Mais il y a aussi des parallèles entre nos pays cibles et les Territoires palestiniens. Dans quelques-uns de nos pays cibles en Afrique, la majorité des habitants est d’obédience musulmane et ne sont pas indifférents au conflit israélo-palestinien. Et ces gens ont parfois le sentiment - c’est un sentiment, mais pas pour autant erroné - que la communauté internationale combat non pas le terrorisme mais l’Islam. Dans ce domaine, nous devons absolument faire un effort de communication afin de clarifier les choses: notre partenariat pour un monde plus juste inclut aussi la lutte contre le terrorisme et non pas la lutte contre leurs croyances.

SIP: La coopération serait donc, en fait, de la politique de paix avec d’autres moyens ?

Charles Goerens: Sans aucun doute. Ce que nous essayons de faire ici c'est d’agir de façon préventive, ce qui malheureusement n’est jamais aussi visible que les attentats, comme ceux perpétrés dimanche dernier à Ashdod, ou les opérations militaires de l’armée israélienne à Gaza, dont nous avons pu avoir quelques impressions auditives ces quelques  jours. Personne n’a jamais pu avoir accès aux informations de 20 heures avec l’information qu’un conflit a pu être évité. Nous nous inscrivons donc dans une logique à long terme, mais qui reste irremplaçable puisque rien n’a été trouvé jusqu’ici qui puisse l’égaler en termes de résultats.

SIP: Pendant votre séjour en Israël, vous avez visité le monument du souvenir de l’Holocauste à Yad Vashem. Quelles furent vos impressions ?

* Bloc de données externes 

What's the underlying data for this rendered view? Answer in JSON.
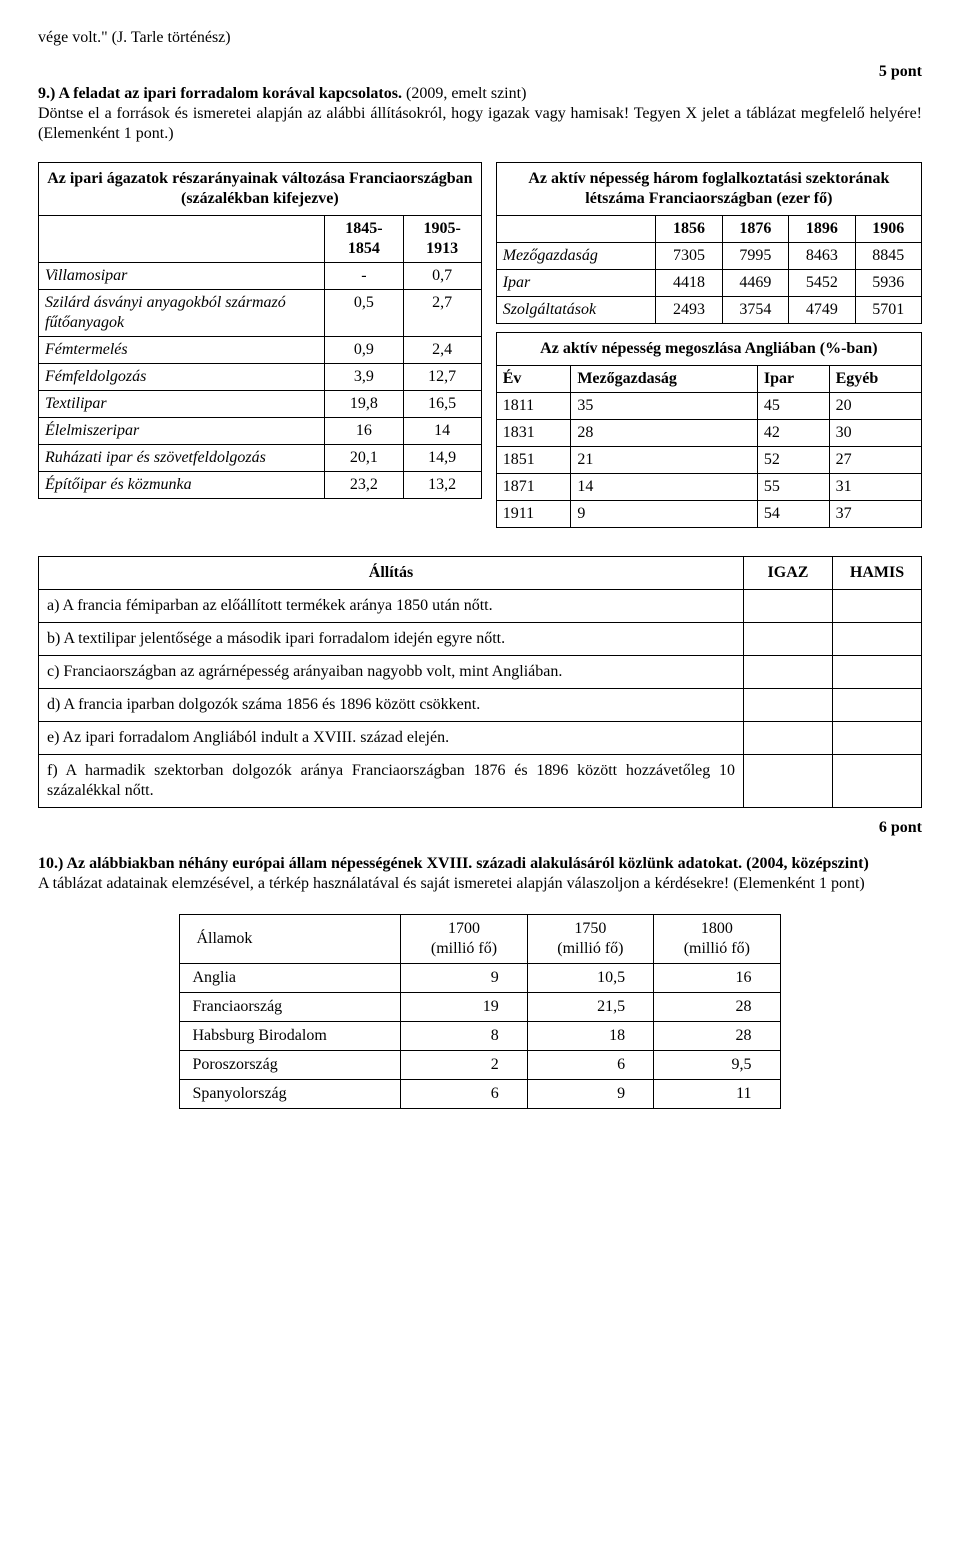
{
  "intro_line": "vége volt.\" (J. Tarle történész)",
  "points5": "5 pont",
  "q9_title": "9.) A feladat az ipari forradalom korával kapcsolatos. ",
  "q9_sub": "(2009, emelt szint)",
  "q9_body1": "Döntse el a források és ismeretei alapján az alábbi állításokról, hogy igazak vagy hamisak! Tegyen X jelet a táblázat megfelelő helyére! (Elemenként 1 pont.)",
  "t1_title": "Az ipari ágazatok részarányainak változása Franciaországban (százalékban kifejezve)",
  "t1_col1": "1845-1854",
  "t1_col2": "1905-1913",
  "t1_rows": [
    {
      "label": "Villamosipar",
      "a": "-",
      "b": "0,7"
    },
    {
      "label": "Szilárd ásványi anyagokból származó fűtőanyagok",
      "a": "0,5",
      "b": "2,7"
    },
    {
      "label": "Fémtermelés",
      "a": "0,9",
      "b": "2,4"
    },
    {
      "label": "Fémfeldolgozás",
      "a": "3,9",
      "b": "12,7"
    },
    {
      "label": "Textilipar",
      "a": "19,8",
      "b": "16,5"
    },
    {
      "label": "Élelmiszeripar",
      "a": "16",
      "b": "14"
    },
    {
      "label": "Ruházati ipar és szövetfeldolgozás",
      "a": "20,1",
      "b": "14,9"
    },
    {
      "label": "Építőipar és közmunka",
      "a": "23,2",
      "b": "13,2"
    }
  ],
  "t2_title": "Az aktív népesség három foglalkoztatási szektorának létszáma Franciaországban (ezer fő)",
  "t2_cols": [
    "1856",
    "1876",
    "1896",
    "1906"
  ],
  "t2_rows": [
    {
      "label": "Mezőgazdaság",
      "v": [
        "7305",
        "7995",
        "8463",
        "8845"
      ]
    },
    {
      "label": "Ipar",
      "v": [
        "4418",
        "4469",
        "5452",
        "5936"
      ]
    },
    {
      "label": "Szolgáltatások",
      "v": [
        "2493",
        "3754",
        "4749",
        "5701"
      ]
    }
  ],
  "t3_title": "Az aktív népesség megoszlása Angliában (%-ban)",
  "t3_header": [
    "Év",
    "Mezőgazdaság",
    "Ipar",
    "Egyéb"
  ],
  "t3_rows": [
    {
      "y": "1811",
      "a": "35",
      "b": "45",
      "c": "20"
    },
    {
      "y": "1831",
      "a": "28",
      "b": "42",
      "c": "30"
    },
    {
      "y": "1851",
      "a": "21",
      "b": "52",
      "c": "27"
    },
    {
      "y": "1871",
      "a": "14",
      "b": "55",
      "c": "31"
    },
    {
      "y": "1911",
      "a": "9",
      "b": "54",
      "c": "37"
    }
  ],
  "quiz_header": {
    "s": "Állítás",
    "i": "IGAZ",
    "h": "HAMIS"
  },
  "quiz_rows": [
    "a) A francia fémiparban az előállított termékek aránya 1850 után nőtt.",
    "b) A textilipar jelentősége a második ipari forradalom idején egyre nőtt.",
    "c) Franciaországban az agrárnépesség arányaiban nagyobb volt, mint Angliában.",
    "d) A francia iparban dolgozók száma 1856 és 1896 között csökkent.",
    "e) Az ipari forradalom Angliából indult a XVIII. század elején.",
    "f) A harmadik szektorban dolgozók aránya Franciaországban 1876 és 1896 között hozzávetőleg 10 százalékkal nőtt."
  ],
  "points6": "6 pont",
  "q10_title": "10.) Az alábbiakban néhány európai állam népességének XVIII. századi alakulásáról közlünk adatokat. (2004, középszint)",
  "q10_body": "A táblázat adatainak elemzésével, a térkép használatával és saját ismeretei alapján válaszoljon a kérdésekre! (Elemenként 1 pont)",
  "pop_header": [
    "Államok",
    "1700 (millió fő)",
    "1750 (millió fő)",
    "1800 (millió fő)"
  ],
  "pop_rows": [
    {
      "n": "Anglia",
      "a": "9",
      "b": "10,5",
      "c": "16"
    },
    {
      "n": "Franciaország",
      "a": "19",
      "b": "21,5",
      "c": "28"
    },
    {
      "n": "Habsburg Birodalom",
      "a": "8",
      "b": "18",
      "c": "28"
    },
    {
      "n": "Poroszország",
      "a": "2",
      "b": "6",
      "c": "9,5"
    },
    {
      "n": "Spanyolország",
      "a": "6",
      "b": "9",
      "c": "11"
    }
  ]
}
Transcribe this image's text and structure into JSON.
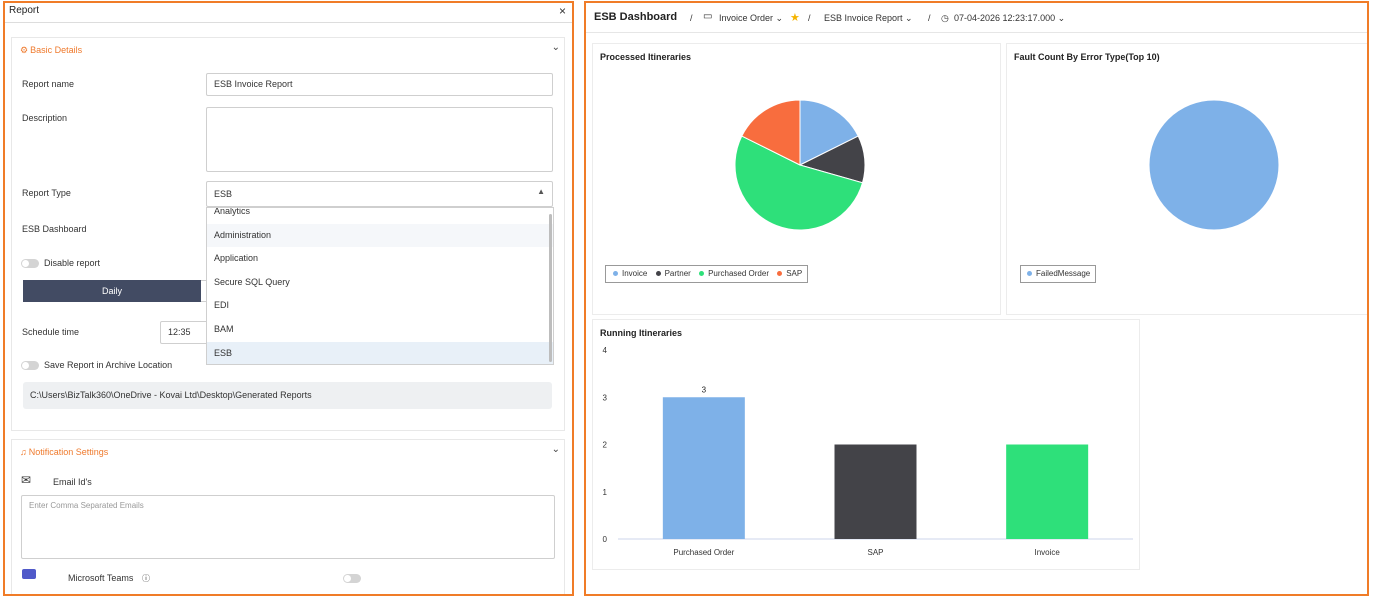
{
  "report_panel": {
    "title": "Report",
    "close_label": "×",
    "basic_details": {
      "title": "Basic Details",
      "report_name_label": "Report name",
      "report_name_value": "ESB Invoice Report",
      "description_label": "Description",
      "description_value": "",
      "report_type_label": "Report Type",
      "report_type_value": "ESB",
      "esb_dashboard_label": "ESB Dashboard",
      "disable_report_label": "Disable report",
      "daily_label": "Daily",
      "schedule_time_label": "Schedule time",
      "schedule_time_value": "12:35",
      "archive_label": "Save Report in Archive Location",
      "archive_path": "C:\\Users\\BizTalk360\\OneDrive - Kovai Ltd\\Desktop\\Generated Reports"
    },
    "report_type_options": [
      "Analytics",
      "Administration",
      "Application",
      "Secure SQL Query",
      "EDI",
      "BAM",
      "ESB"
    ],
    "notification": {
      "title": "Notification Settings",
      "email_label": "Email Id's",
      "email_placeholder": "Enter Comma Separated Emails",
      "teams_label": "Microsoft Teams"
    }
  },
  "dashboard": {
    "title": "ESB Dashboard",
    "sep": "/",
    "crumb_invoice": "Invoice Order",
    "crumb_report": "ESB Invoice Report",
    "crumb_time": "07-04-2026 12:23:17.000",
    "colors": {
      "invoice": "#7eb1e8",
      "partner": "#434348",
      "purchased_order": "#2ee07a",
      "sap": "#f86d3e",
      "failed": "#7eb1e8"
    }
  },
  "chart_data": [
    {
      "type": "pie",
      "title": "Processed Itineraries",
      "labels": [
        "Invoice",
        "Partner",
        "Purchased Order",
        "SAP"
      ],
      "values": [
        3,
        2,
        9,
        3
      ]
    },
    {
      "type": "pie",
      "title": "Fault Count By Error Type(Top 10)",
      "labels": [
        "FailedMessage"
      ],
      "values": [
        1
      ]
    },
    {
      "type": "bar",
      "title": "Running Itineraries",
      "categories": [
        "Purchased Order",
        "SAP",
        "Invoice"
      ],
      "values": [
        3,
        2,
        2
      ],
      "data_labels": [
        "3",
        "",
        ""
      ],
      "ylim": [
        0,
        4
      ],
      "yticks": [
        "0",
        "1",
        "2",
        "3",
        "4"
      ]
    }
  ]
}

Charles Goerens: L’étude de la Shoah aide à mieux comprendre les événements du 20e et 21e siècles. Mais ce qui est de plus en plus clair pour moi est que nous ne devons jamais faire l’amalgame entre la Shoah et les événements dans cette région. Ce qui me désole est que l’antisémitisme renaît à nouveau en Europe en raison du conflit israélo-palestinien et que des ressentiments contre les Juifs soient utilisés par le monde arabe pour mettre en évidence l’impossibilité d’un arrangement pacifique dans la région. C’est une relation de cause à effet que je dois réfuter catégoriquement. De plus, il faut savoir qu’une bonne partie des forces vives d’Israël sont des survivants de l’Holocauste et qui n’ont que le désir de pouvoir vivre en paix. Pour eux aussi la situation actuelle est extrêmement tragique.

Au-delà, Yad Vashem a le mérite de pouvoir faire une contribution énorme à notre mémoire avec ses plus de 4 millions de pièces authentiques qui sont autant de preuves pour ce qui s’est passé et sont, pour moi, une garantie pour prévenir un deuxième Holocauste.